Socialism as International Theory by Karl Marx

Karl Marx is one of the founding fathers of international theories, whose ideas are still being used in today’s society to drive the socio-economic and political growth of the society. Marx propounded the theory of socialism and modern capitalist society, which offers paths and models to societal development and economic growth. According to the study conducted by Davenport (2011), Marx argued that the problems faced in modern society could be traceable to some of the sources of the real material of life. In this aspect, Marx argued that the problem of society was the existence of the structure of capitalism and, therefore, the solution was to dismantle the structure by mass action and replace it with a socialist system. Davenport (2011) stated Marx believed the concept of socialism posited society could escape the self-destruction nature, which has to establish by the capitalist socioeconomic system. The system of Marxism intends to dismantle the social class structure existing both at the local and international levels. The focus of this paper is to evaluate Karl Marx’s theory of socialism in international relations.

The concepts of Marxism are linked to the ideals of contributing what is believed as a greater good to the environment and mankind. As stated by Griffiths, Roach, and Solomon (2008), people’s interests should be the main focus of a government to ensure that people’s driven policies are enacted and the needs of mankind are met. It is the aspect of looking for the interest of everyone in society to ensure that a just environment is created for mankind. As argued by Davenport (2011), Marxism theory intends to dismantle the capitalist system because it is no longer sustainable in modern society. The aspect of socialism is designed to ensure that human needs are satisfied instead of creating private profit. Karl Marx believed that the ideal of profit-driven practice by corporations and other organizations under the umbrella of the capitalist system destroyed humanity and, therefore, socialism was the alternative policy to drive the social growth of humanity.

Under the concept of a socialist international regime, societies are supposed to work together to make sure that basic human needs were achieved on a global scale (Griffiths, Roach & Solomon, 2008). The concept of socialism driven by Karl Marx is designed to look at the interest of the general society rather than a certain class. It is, therefore, ensures a government takes interest in the people through efficient provision of most of the basic needs required by the people. This includes the provision of better healthcare services and other welfare support required by the general public.

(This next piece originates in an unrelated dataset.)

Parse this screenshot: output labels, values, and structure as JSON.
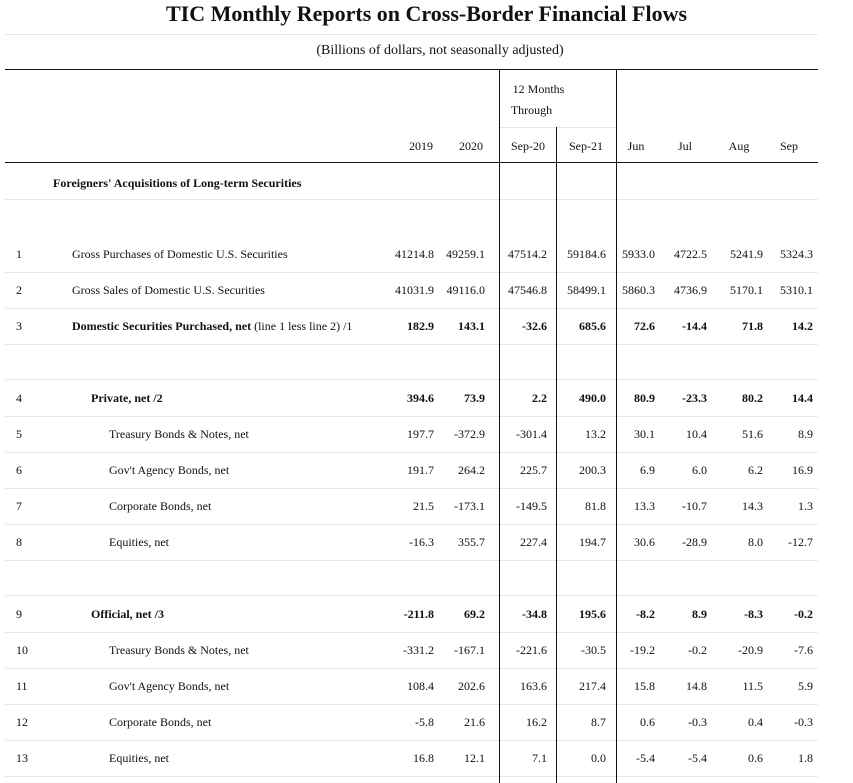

Marxism or socialism is felt by many countries across the world today, with such states as Israel, Vietnam, Cuba, and anchoring the system in the society. Davenport (2011) stated that the concept of Marxism appeared in the early 1960s. This period witnessed the shift of policies from traditional imperialism and capitalism to a friendlier policy for the common person. The concept is driven by Karl Marx exclusively advocating for institutions to prioritize human needs over private profit. The ideal has contributed immensely to the social change in society. The concept focuses on the key interest of people despite their social status in society. Marx emphasizes the equal provision of economic empowerment of people and ensuring that the environment is preserved for sustainability (Griffiths, Roach & Solomon, 2008). The Marxist states that people deserve to be treated equally and the interest of the general public should be the main focus of a government.

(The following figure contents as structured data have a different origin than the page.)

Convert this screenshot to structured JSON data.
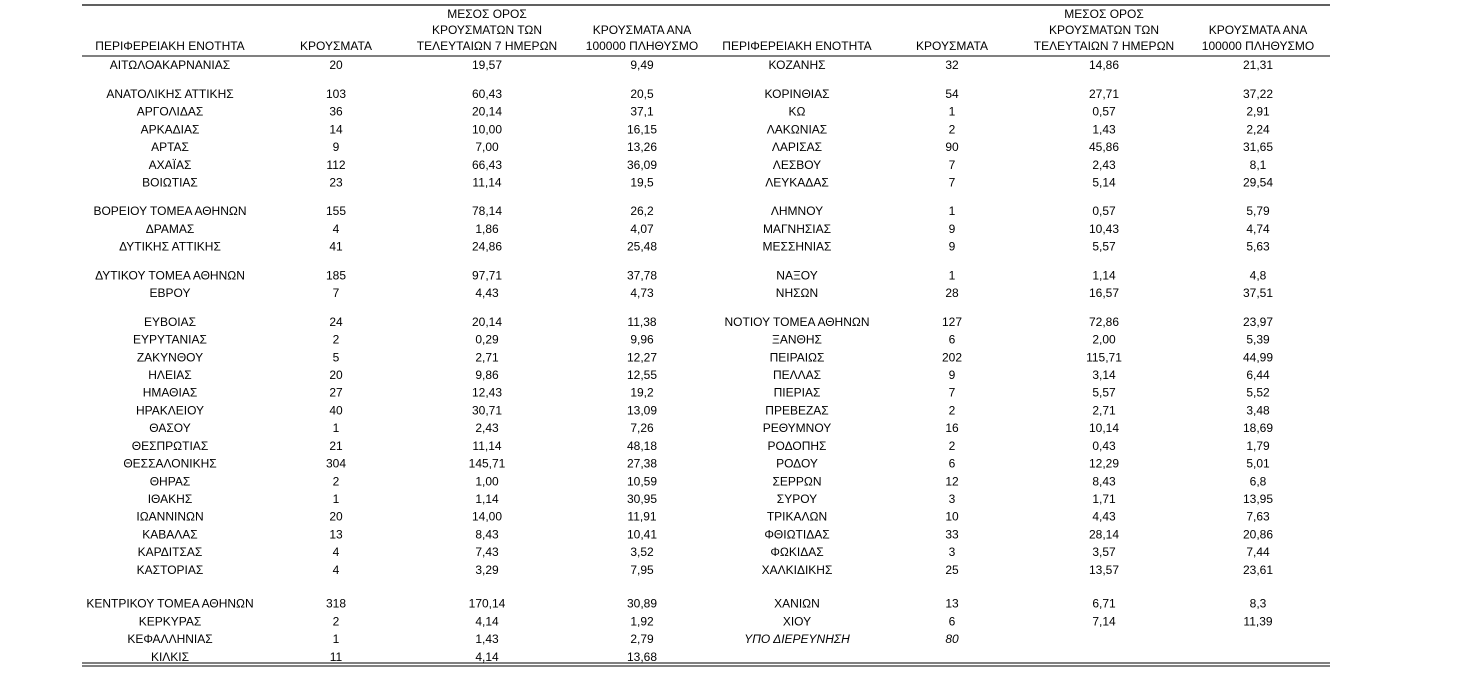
{
  "tables": [
    {
      "header": [
        [
          "ΠΕΡΙΦΕΡΕΙΑΚΗ ΕΝΟΤΗΤΑ"
        ],
        [
          "ΚΡΟΥΣΜΑΤΑ"
        ],
        [
          "ΜΕΣΟΣ ΟΡΟΣ",
          "ΚΡΟΥΣΜΑΤΩΝ ΤΩΝ",
          "ΤΕΛΕΥΤΑΙΩΝ 7 ΗΜΕΡΩΝ"
        ],
        [
          "ΚΡΟΥΣΜΑΤΑ ΑΝΑ",
          "100000 ΠΛΗΘΥΣΜΟ"
        ]
      ],
      "rows": [
        [
          "ΑΙΤΩΛΟΑΚΑΡΝΑΝΙΑΣ",
          "20",
          "19,57",
          "9,49"
        ],
        [
          "ΑΝΑΤΟΛΙΚΗΣ ΑΤΤΙΚΗΣ",
          "103",
          "60,43",
          "20,5"
        ],
        [
          "ΑΡΓΟΛΙΔΑΣ",
          "36",
          "20,14",
          "37,1"
        ],
        [
          "ΑΡΚΑΔΙΑΣ",
          "14",
          "10,00",
          "16,15"
        ],
        [
          "ΑΡΤΑΣ",
          "9",
          "7,00",
          "13,26"
        ],
        [
          "ΑΧΑΪΑΣ",
          "112",
          "66,43",
          "36,09"
        ],
        [
          "ΒΟΙΩΤΙΑΣ",
          "23",
          "11,14",
          "19,5"
        ],
        [
          "ΒΟΡΕΙΟΥ ΤΟΜΕΑ ΑΘΗΝΩΝ",
          "155",
          "78,14",
          "26,2"
        ],
        [
          "ΔΡΑΜΑΣ",
          "4",
          "1,86",
          "4,07"
        ],
        [
          "ΔΥΤΙΚΗΣ ΑΤΤΙΚΗΣ",
          "41",
          "24,86",
          "25,48"
        ],
        [
          "ΔΥΤΙΚΟΥ ΤΟΜΕΑ ΑΘΗΝΩΝ",
          "185",
          "97,71",
          "37,78"
        ],
        [
          "ΕΒΡΟΥ",
          "7",
          "4,43",
          "4,73"
        ],
        [
          "ΕΥΒΟΙΑΣ",
          "24",
          "20,14",
          "11,38"
        ],
        [
          "ΕΥΡΥΤΑΝΙΑΣ",
          "2",
          "0,29",
          "9,96"
        ],
        [
          "ΖΑΚΥΝΘΟΥ",
          "5",
          "2,71",
          "12,27"
        ],
        [
          "ΗΛΕΙΑΣ",
          "20",
          "9,86",
          "12,55"
        ],
        [
          "ΗΜΑΘΙΑΣ",
          "27",
          "12,43",
          "19,2"
        ],
        [
          "ΗΡΑΚΛΕΙΟΥ",
          "40",
          "30,71",
          "13,09"
        ],
        [
          "ΘΑΣΟΥ",
          "1",
          "2,43",
          "7,26"
        ],
        [
          "ΘΕΣΠΡΩΤΙΑΣ",
          "21",
          "11,14",
          "48,18"
        ],
        [
          "ΘΕΣΣΑΛΟΝΙΚΗΣ",
          "304",
          "145,71",
          "27,38"
        ],
        [
          "ΘΗΡΑΣ",
          "2",
          "1,00",
          "10,59"
        ],
        [
          "ΙΘΑΚΗΣ",
          "1",
          "1,14",
          "30,95"
        ],
        [
          "ΙΩΑΝΝΙΝΩΝ",
          "20",
          "14,00",
          "11,91"
        ],
        [
          "ΚΑΒΑΛΑΣ",
          "13",
          "8,43",
          "10,41"
        ],
        [
          "ΚΑΡΔΙΤΣΑΣ",
          "4",
          "7,43",
          "3,52"
        ],
        [
          "ΚΑΣΤΟΡΙΑΣ",
          "4",
          "3,29",
          "7,95"
        ],
        [
          "ΚΕΝΤΡΙΚΟΥ ΤΟΜΕΑ ΑΘΗΝΩΝ",
          "318",
          "170,14",
          "30,89"
        ],
        [
          "ΚΕΡΚΥΡΑΣ",
          "2",
          "4,14",
          "1,92"
        ],
        [
          "ΚΕΦΑΛΛΗΝΙΑΣ",
          "1",
          "1,43",
          "2,79"
        ],
        [
          "ΚΙΛΚΙΣ",
          "11",
          "4,14",
          "13,68"
        ]
      ]
    },
    {
      "header": [
        [
          "ΠΕΡΙΦΕΡΕΙΑΚΗ ΕΝΟΤΗΤΑ"
        ],
        [
          "ΚΡΟΥΣΜΑΤΑ"
        ],
        [
          "ΜΕΣΟΣ ΟΡΟΣ",
          "ΚΡΟΥΣΜΑΤΩΝ ΤΩΝ",
          "ΤΕΛΕΥΤΑΙΩΝ 7 ΗΜΕΡΩΝ"
        ],
        [
          "ΚΡΟΥΣΜΑΤΑ ΑΝΑ",
          "100000 ΠΛΗΘΥΣΜΟ"
        ]
      ],
      "rows": [
        [
          "ΚΟΖΑΝΗΣ",
          "32",
          "14,86",
          "21,31"
        ],
        [
          "ΚΟΡΙΝΘΙΑΣ",
          "54",
          "27,71",
          "37,22"
        ],
        [
          "ΚΩ",
          "1",
          "0,57",
          "2,91"
        ],
        [
          "ΛΑΚΩΝΙΑΣ",
          "2",
          "1,43",
          "2,24"
        ],
        [
          "ΛΑΡΙΣΑΣ",
          "90",
          "45,86",
          "31,65"
        ],
        [
          "ΛΕΣΒΟΥ",
          "7",
          "2,43",
          "8,1"
        ],
        [
          "ΛΕΥΚΑΔΑΣ",
          "7",
          "5,14",
          "29,54"
        ],
        [
          "ΛΗΜΝΟΥ",
          "1",
          "0,57",
          "5,79"
        ],
        [
          "ΜΑΓΝΗΣΙΑΣ",
          "9",
          "10,43",
          "4,74"
        ],
        [
          "ΜΕΣΣΗΝΙΑΣ",
          "9",
          "5,57",
          "5,63"
        ],
        [
          "ΝΑΞΟΥ",
          "1",
          "1,14",
          "4,8"
        ],
        [
          "ΝΗΣΩΝ",
          "28",
          "16,57",
          "37,51"
        ],
        [
          "ΝΟΤΙΟΥ ΤΟΜΕΑ ΑΘΗΝΩΝ",
          "127",
          "72,86",
          "23,97"
        ],
        [
          "ΞΑΝΘΗΣ",
          "6",
          "2,00",
          "5,39"
        ],
        [
          "ΠΕΙΡΑΙΩΣ",
          "202",
          "115,71",
          "44,99"
        ],
        [
          "ΠΕΛΛΑΣ",
          "9",
          "3,14",
          "6,44"
        ],
        [
          "ΠΙΕΡΙΑΣ",
          "7",
          "5,57",
          "5,52"
        ],
        [
          "ΠΡΕΒΕΖΑΣ",
          "2",
          "2,71",
          "3,48"
        ],
        [
          "ΡΕΘΥΜΝΟΥ",
          "16",
          "10,14",
          "18,69"
        ],
        [
          "ΡΟΔΟΠΗΣ",
          "2",
          "0,43",
          "1,79"
        ],
        [
          "ΡΟΔΟΥ",
          "6",
          "12,29",
          "5,01"
        ],
        [
          "ΣΕΡΡΩΝ",
          "12",
          "8,43",
          "6,8"
        ],
        [
          "ΣΥΡΟΥ",
          "3",
          "1,71",
          "13,95"
        ],
        [
          "ΤΡΙΚΑΛΩΝ",
          "10",
          "4,43",
          "7,63"
        ],
        [
          "ΦΘΙΩΤΙΔΑΣ",
          "33",
          "28,14",
          "20,86"
        ],
        [
          "ΦΩΚΙΔΑΣ",
          "3",
          "3,57",
          "7,44"
        ],
        [
          "ΧΑΛΚΙΔΙΚΗΣ",
          "25",
          "13,57",
          "23,61"
        ],
        [
          "ΧΑΝΙΩΝ",
          "13",
          "6,71",
          "8,3"
        ],
        [
          "ΧΙΟΥ",
          "6",
          "7,14",
          "11,39"
        ],
        [
          "ΥΠΟ ΔΙΕΡΕΥΝΗΣΗ",
          "80"
        ]
      ]
    }
  ]
}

Governments across the world should, therefore, formulate economic, political, and social policies that address the needs of people in society. In a political context, Karl Marx drives the nation of inclusivity and participation by everyone for both economic and social benefits. Griffiths, Roach and Solomon (2008) argued that imperialism caused geopolitical conflict and this could be easier to be resolved using the socialism concept. Political representations are insignificant without economical empowerment and therefore, Marx believed that people’s interest is covered through proper representation. Karl Marx illustrated that the element of control should not be left to corporations. The aspect is driven by the belief that a man should be manipulated by the bureaucracy, even if it means the bureaucracy is controlling the whole economy but not the corporation. It championed economic empowerment and control by the state rather than corporations. This is meant to ensure that the interest or needs of the people could be served.

In conclusion, the concept of socialism by Karl Marx in international relations establishes the element of equality and justice for everyone. It points out that clearly, governments should ensure the environment is safeguarded, and the needs of people are catered for efficiently. As the population continues to increase globally, sustainability becomes precarious. The concept of Marxism remains a key topic of discussion for leaders and other individuals who are advocating human needs to be prioritized over private profit earned by corporations and other organizations. The idea was derived to have a well-fed society, and this has been the core driving force of Karl Marx.

References

Davenport, A. (2011). Marxism in IR: Condemned to a realist fate? European Journal of International Relations, 23(3), 27–48. Web.

Griffiths, M., Roach, S., & Solomon, S. (2008). Fifty key thinkers in international relations. Routledge Publisher.